Nooria Nodrat: Everything You Need to Know

Nooria Nodrat with her seeing eye dog, Yahoo. (
Nooria Nodrat with her seeing eye dog, Yahoo. (

The Afghanistan invasion and continued terror forced Nooria Nodrat to flee for the U.S. for safety. But after an attack on the train left Nodrat permanently blind and unsure of what to do, she became inspired her to start an organization benefiting blind women and children in Afghanistan.
          “Dwelling in the past only makes people depressed,” Nodrat said. “I am focusing on the future and continuing God’s work in helping others.”
          Nodrat, a  New York City College of Technology (City Tech) graduate, has published a book and has been a guest speaker at a number of events which has awarded her notoriety and accolades from the National Federation of the Blind, the American Council of the Blind and the New York City Chapter of the National Federation of the Blind.

How did you start your foundation?

When I started my organization I did not have any penny in my hand. On the night of a banquet for my documentary New York Noria, I told the audience that I started a non-profit organization and I was asking for donations that night. I raised $1,100 dollars.

Did any person or institution specifically support you in maintaining your foundation?

My college was supportive of my organization. I discussed my plans with the chairperson of Human Services Department at The City University College of Technology, Dr. Justine Pawlukewicz, and she referred me to the president of the college. Then, luckily, one of the board directors worked in a law firm and that’s how the legal process began in having this organization.

How long did the process take in starting your organization?

The process took three months for me. To start the documentation, I paid $850 for paper work to be filed then I paid $150 for application then $85 for the IRS documentation.

There are non-profit organizations who profit from their work. Is that the same with your organizations?

The board directors and myself, we are all volunteers. This organization is a non-profit that means we do not receive any money straight to our pockets. Any donations that we received are for the blind woman and children in Afghanistan. There is no payment here. We just don’t have enough budget.

Is the war in Afghanistan going to affect your goals and what you’re trying to achieve?

In any society, war will have a negative impact and I am sure that it will affect my work but I hope that the United States Army and Afghanistan council can come together and find a solution on the war with the Taliban. I am not concern about my safety, but one of the board directors is accompanying me to Afghanistan so I care for her safety not mine. Our focus is on Kabul and other areas that are not as dangerous as the other cities in Afghanistan.

How do you stay motivated considering what you have been through being blind and all?

You can’t look back on your life and say that you should have done this or that. I think that having eyesight is one of the most beautiful things on this earth. When I put down my keys for example, I have to pat down everywhere in the house just to find my keys. If someone has eyes, they can just look for it and remember where they put it. Because I cannot see remembering where I put my keys is a bit futile.

In what ways did the death of your brother affected you?

Things impact people’s lives positively and negatively. My brother was my motivation. He was a blind individual who helped others and in the process lost his wife. I feel like it is my duty to follow in my brother’s footsteps. I am going to make my brother’s dream a reality and that’s why I created this organization and work tirelessly to help the blind people in my native country.

Since you mentioned your organization, what is your expectation of your blind women and children foundation?

This foundation is a new one. But since I started it in August 2009 we have a web site, we have a logo and have worked with other organizations who offer us grants. I am bringing two women from Afghanistan to America to do surgery on their eyes. My expectation of this organization is to consistently give aid to blind women and children in Afghanistan.

Have you forgiven the girl that attacked you on the train?

Living with my brother gave me the skills to read and write as though I was blind.
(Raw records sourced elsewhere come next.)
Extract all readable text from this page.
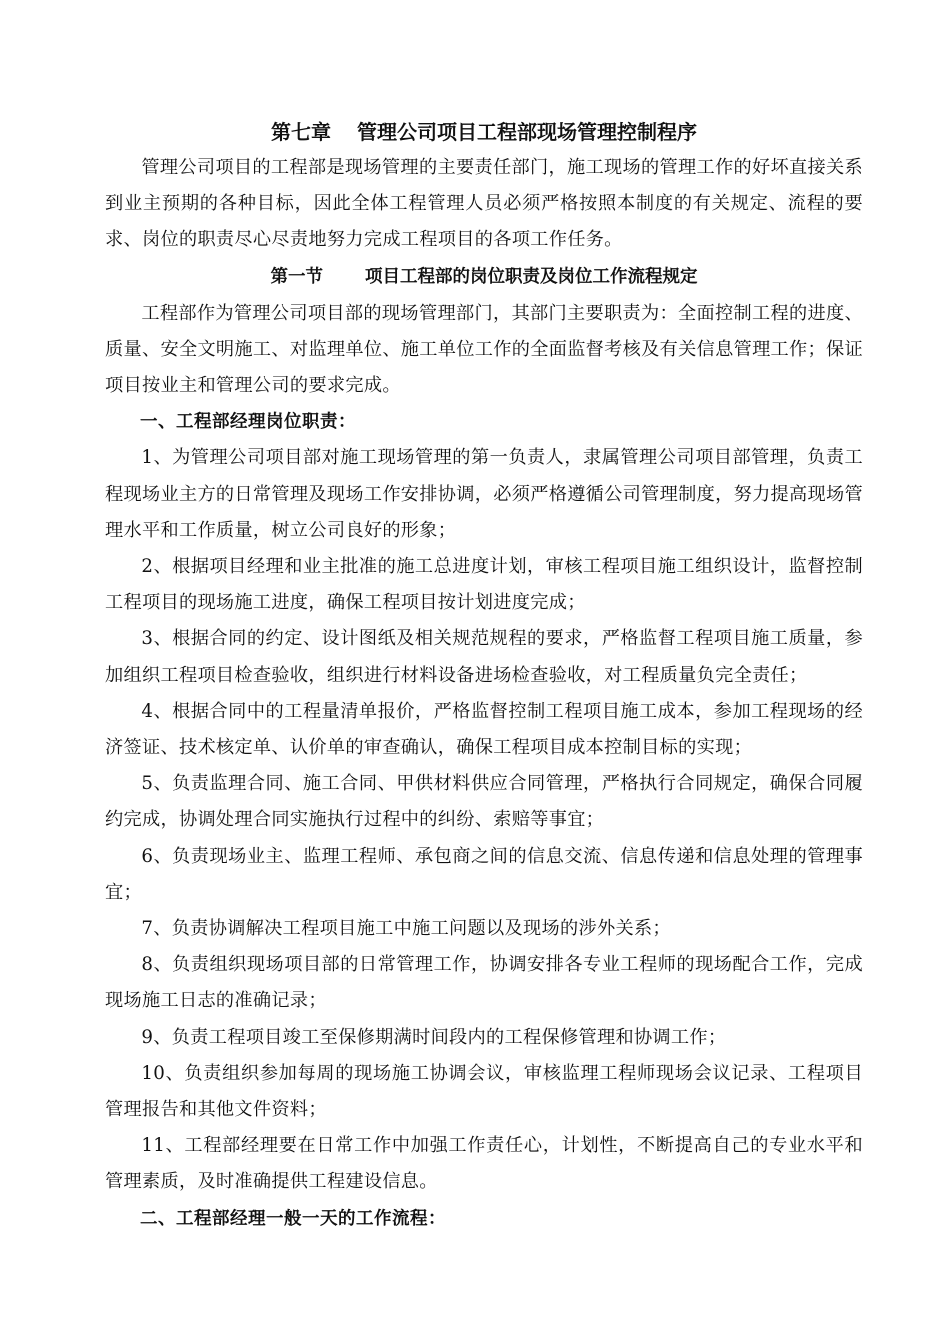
第七章 管理公司项目工程部现场管理控制程序

管理公司项目的工程部是现场管理的主要责任部门，施工现场的管理工作的好坏直接关系到业主预期的各种目标，因此全体工程管理人员必须严格按照本制度的有关规定、流程的要求、岗位的职责尽心尽责地努力完成工程项目的各项工作任务。

第一节 项目工程部的岗位职责及岗位工作流程规定

工程部作为管理公司项目部的现场管理部门，其部门主要职责为：全面控制工程的进度、质量、安全文明施工、对监理单位、施工单位工作的全面监督考核及有关信息管理工作；保证项目按业主和管理公司的要求完成。

一、工程部经理岗位职责：

1、为管理公司项目部对施工现场管理的第一负责人，隶属管理公司项目部管理，负责工程现场业主方的日常管理及现场工作安排协调，必须严格遵循公司管理制度，努力提高现场管理水平和工作质量，树立公司良好的形象；

2、根据项目经理和业主批准的施工总进度计划，审核工程项目施工组织设计，监督控制工程项目的现场施工进度，确保工程项目按计划进度完成；

3、根据合同的约定、设计图纸及相关规范规程的要求，严格监督工程项目施工质量，参加组织工程项目检查验收，组织进行材料设备进场检查验收，对工程质量负完全责任；

4、根据合同中的工程量清单报价，严格监督控制工程项目施工成本，参加工程现场的经济签证、技术核定单、认价单的审查确认，确保工程项目成本控制目标的实现；

5、负责监理合同、施工合同、甲供材料供应合同管理，严格执行合同规定，确保合同履约完成，协调处理合同实施执行过程中的纠纷、索赔等事宜；

6、负责现场业主、监理工程师、承包商之间的信息交流、信息传递和信息处理的管理事宜；

7、负责协调解决工程项目施工中施工问题以及现场的涉外关系；

8、负责组织现场项目部的日常管理工作，协调安排各专业工程师的现场配合工作，完成现场施工日志的准确记录；

9、负责工程项目竣工至保修期满时间段内的工程保修管理和协调工作；

10、负责组织参加每周的现场施工协调会议，审核监理工程师现场会议记录、工程项目管理报告和其他文件资料；

11、工程部经理要在日常工作中加强工作责任心，计划性，不断提高自己的专业水平和管理素质，及时准确提供工程建设信息。

二、工程部经理一般一天的工作流程：
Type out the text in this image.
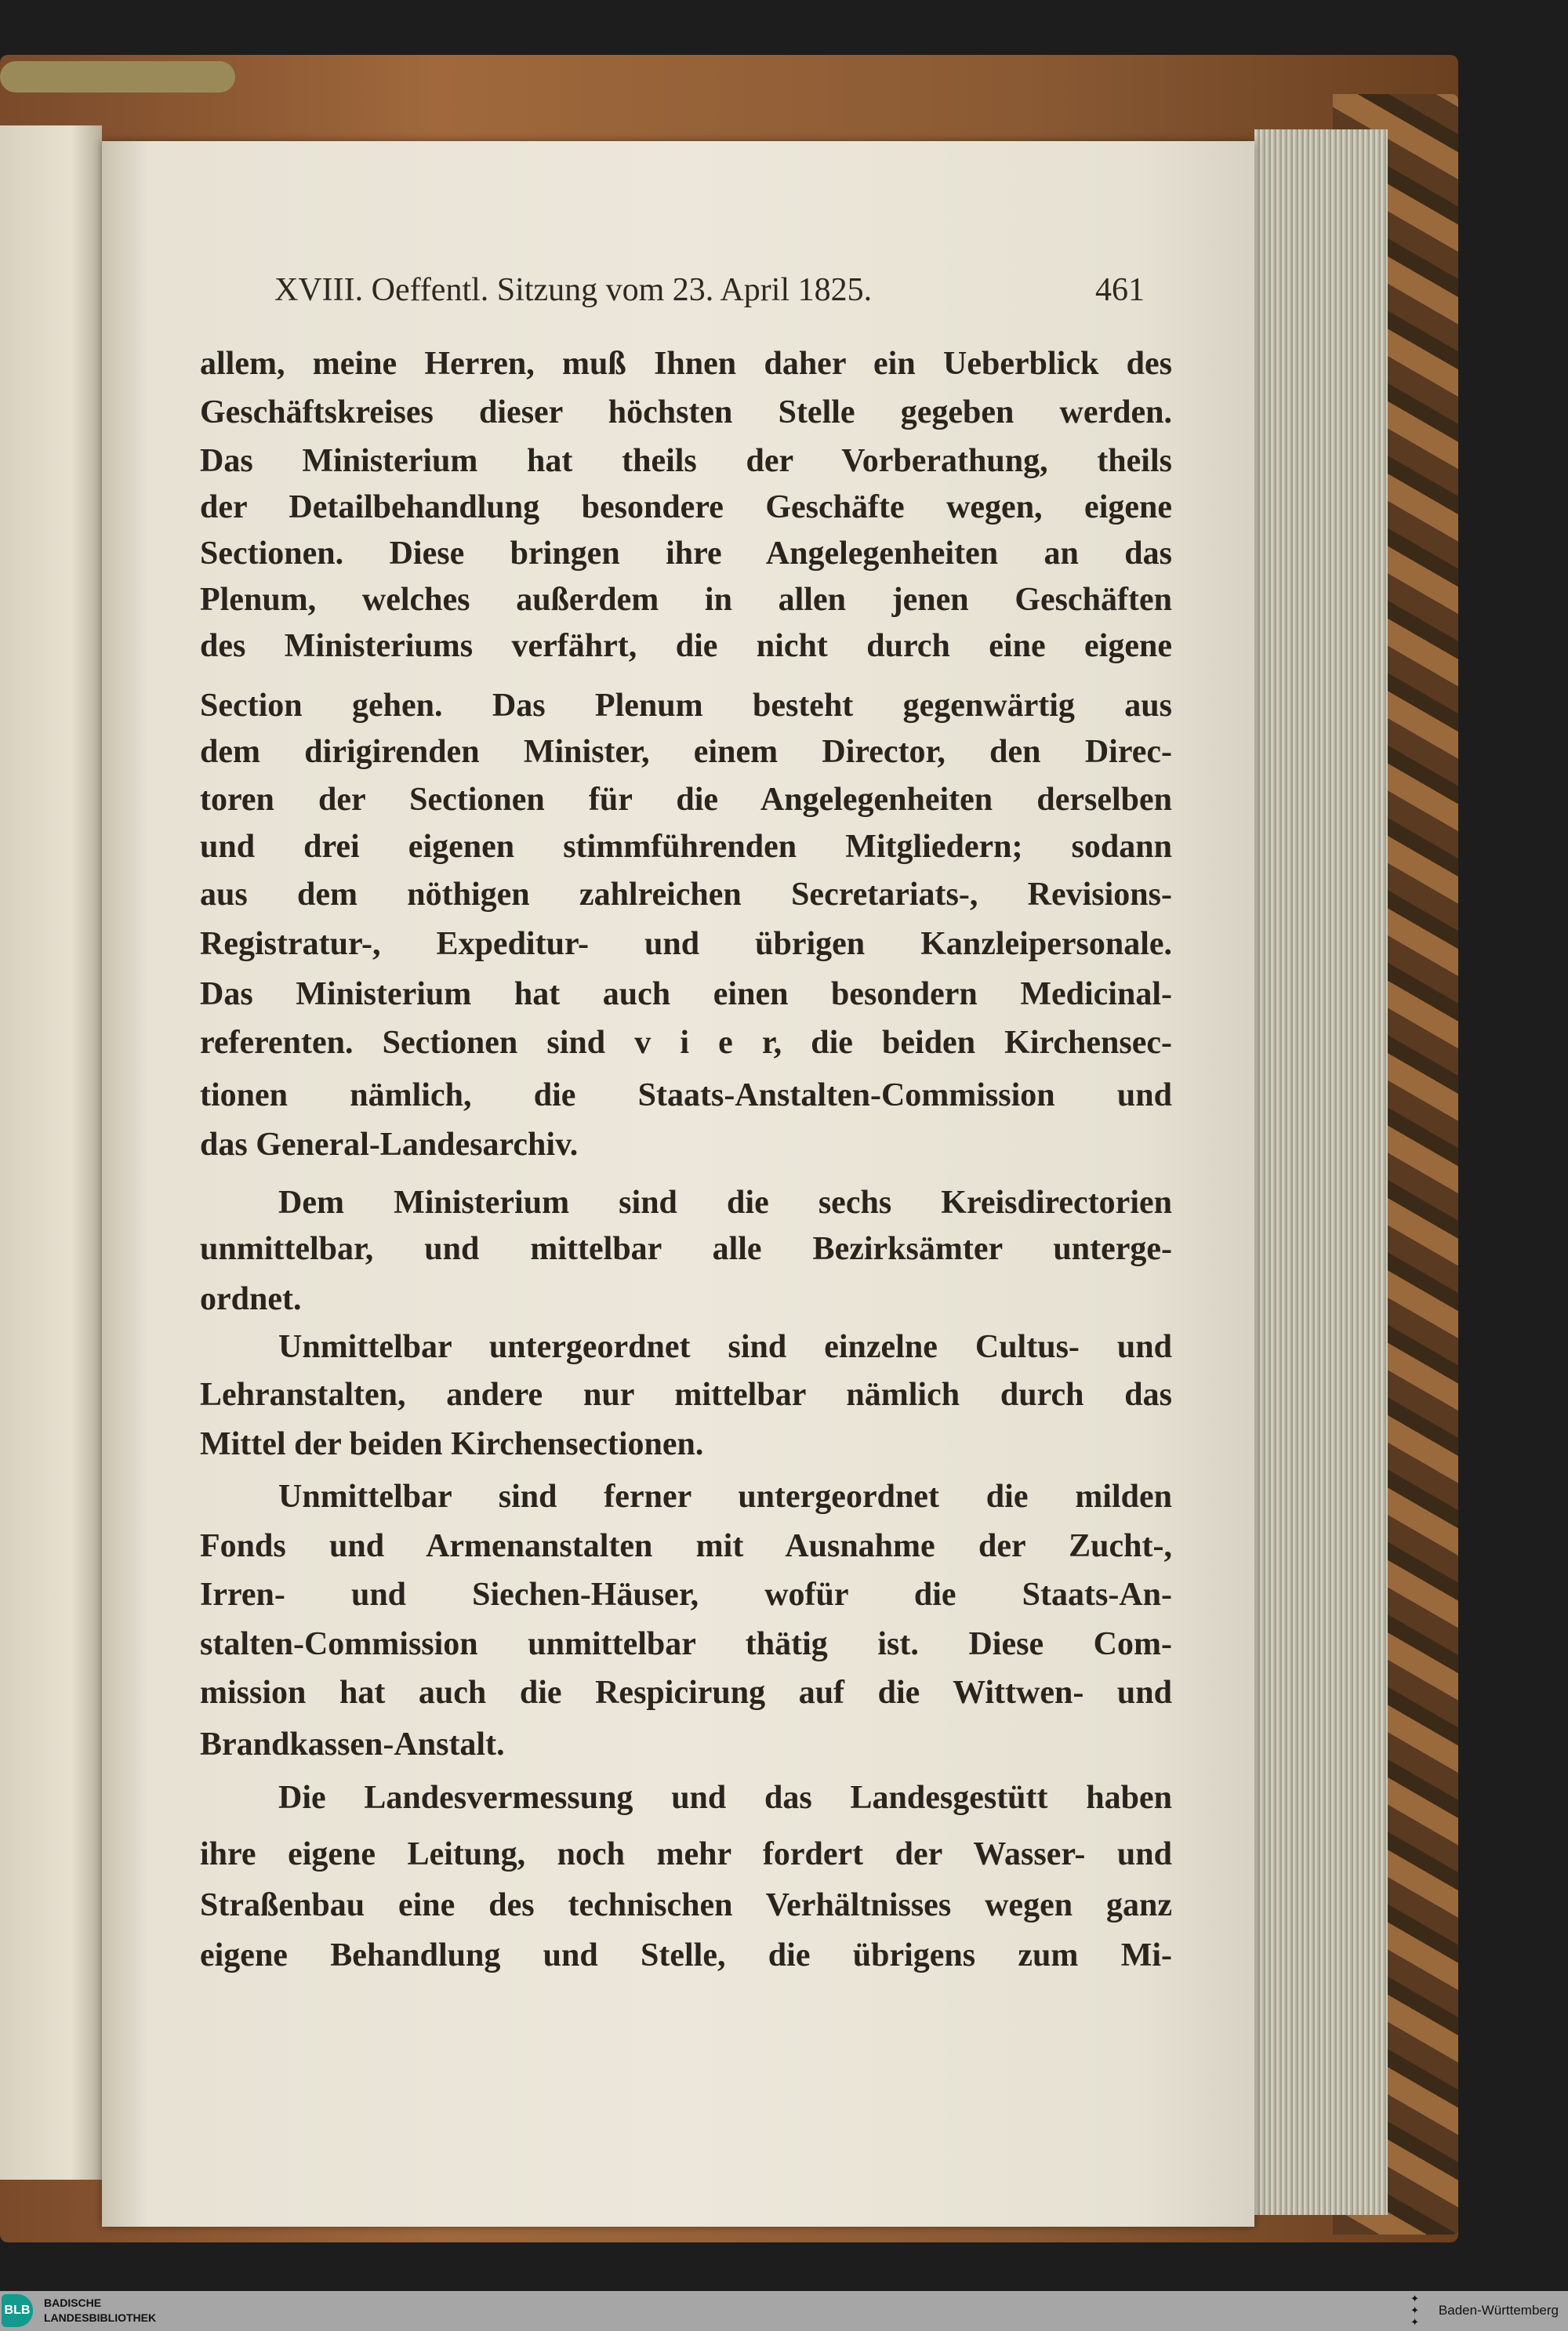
XVIII. Oeffentl. Sitzung vom 23. April 1825.	461
allem, meine Herren, muß Ihnen daher ein Ueberblick des
Geschäftskreises dieser höchsten Stelle gegeben werden.
Das Ministerium hat theils der Vorberathung, theils
der Detailbehandlung besondere Geschäfte wegen, eigene
Sectionen. Diese bringen ihre Angelegenheiten an das
Plenum, welches außerdem in allen jenen Geschäften
des Ministeriums verfährt, die nicht durch eine eigene
Section gehen. Das Plenum besteht gegenwärtig aus
dem dirigirenden Minister, einem Director, den Direc-
toren der Sectionen für die Angelegenheiten derselben
und drei eigenen stimmführenden Mitgliedern; sodann
aus dem nöthigen zahlreichen Secretariats-, Revisions-
Registratur-, Expeditur- und übrigen Kanzleipersonale.
Das Ministerium hat auch einen besondern Medicinal-
referenten. Sectionen sind v i e r, die beiden Kirchensec-
tionen nämlich, die Staats-Anstalten-Commission und
das General-Landesarchiv.
Dem Ministerium sind die sechs Kreisdirectorien
unmittelbar, und mittelbar alle Bezirksämter unterge-
ordnet.
Unmittelbar untergeordnet sind einzelne Cultus- und
Lehranstalten, andere nur mittelbar nämlich durch das
Mittel der beiden Kirchensectionen.
Unmittelbar sind ferner untergeordnet die milden
Fonds und Armenanstalten mit Ausnahme der Zucht-,
Irren- und Siechen-Häuser, wofür die Staats-An-
stalten-Commission unmittelbar thätig ist. Diese Com-
mission hat auch die Respicirung auf die Wittwen- und
Brandkassen-Anstalt.
Die Landesvermessung und das Landesgestütt haben
ihre eigene Leitung, noch mehr fordert der Wasser- und
Straßenbau eine des technischen Verhältnisses wegen ganz
eigene Behandlung und Stelle, die übrigens zum Mi-
BLB
BADISCHE
LANDESBIBLIOTHEK
✦
✦
✦
Baden-Württemberg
So the transition was not that difficult. I forgave her. I cannot keep living in the past. I hope that she is doing well and that she has since changed.

How did you learn how to cook and clean after you lost your eyesight?

I was in a program that taught me how to cook and clean but more importantly they taught me how to be normal.

How long have you had your seeing eye dog Yahoo?

It has been 10 years since I’ve  had Yahoo. He will retire at the end of this year. Yahoo is a good dog. He is very helpful even though he did not finish the marathon. I appreciate animals more now than I ever did because now I have to depend on Yahoo for so many things.

You participated in the New York Marathon knowing that you have asthma, what made you sign up for the Marathon?

I like to exercise and prove to myself that I can overcome any challenges that are out there. With my asthma I get short of breath and can’t breathe, that does not stop me from finishing the marathon. I am disappointed that I did not reach my goal but I am happy that I finished the 22 mile. Whenever you are depressed think about homeless people and how they don’t have anything. Don’t think about what you should have done. Think about what you’re going to do.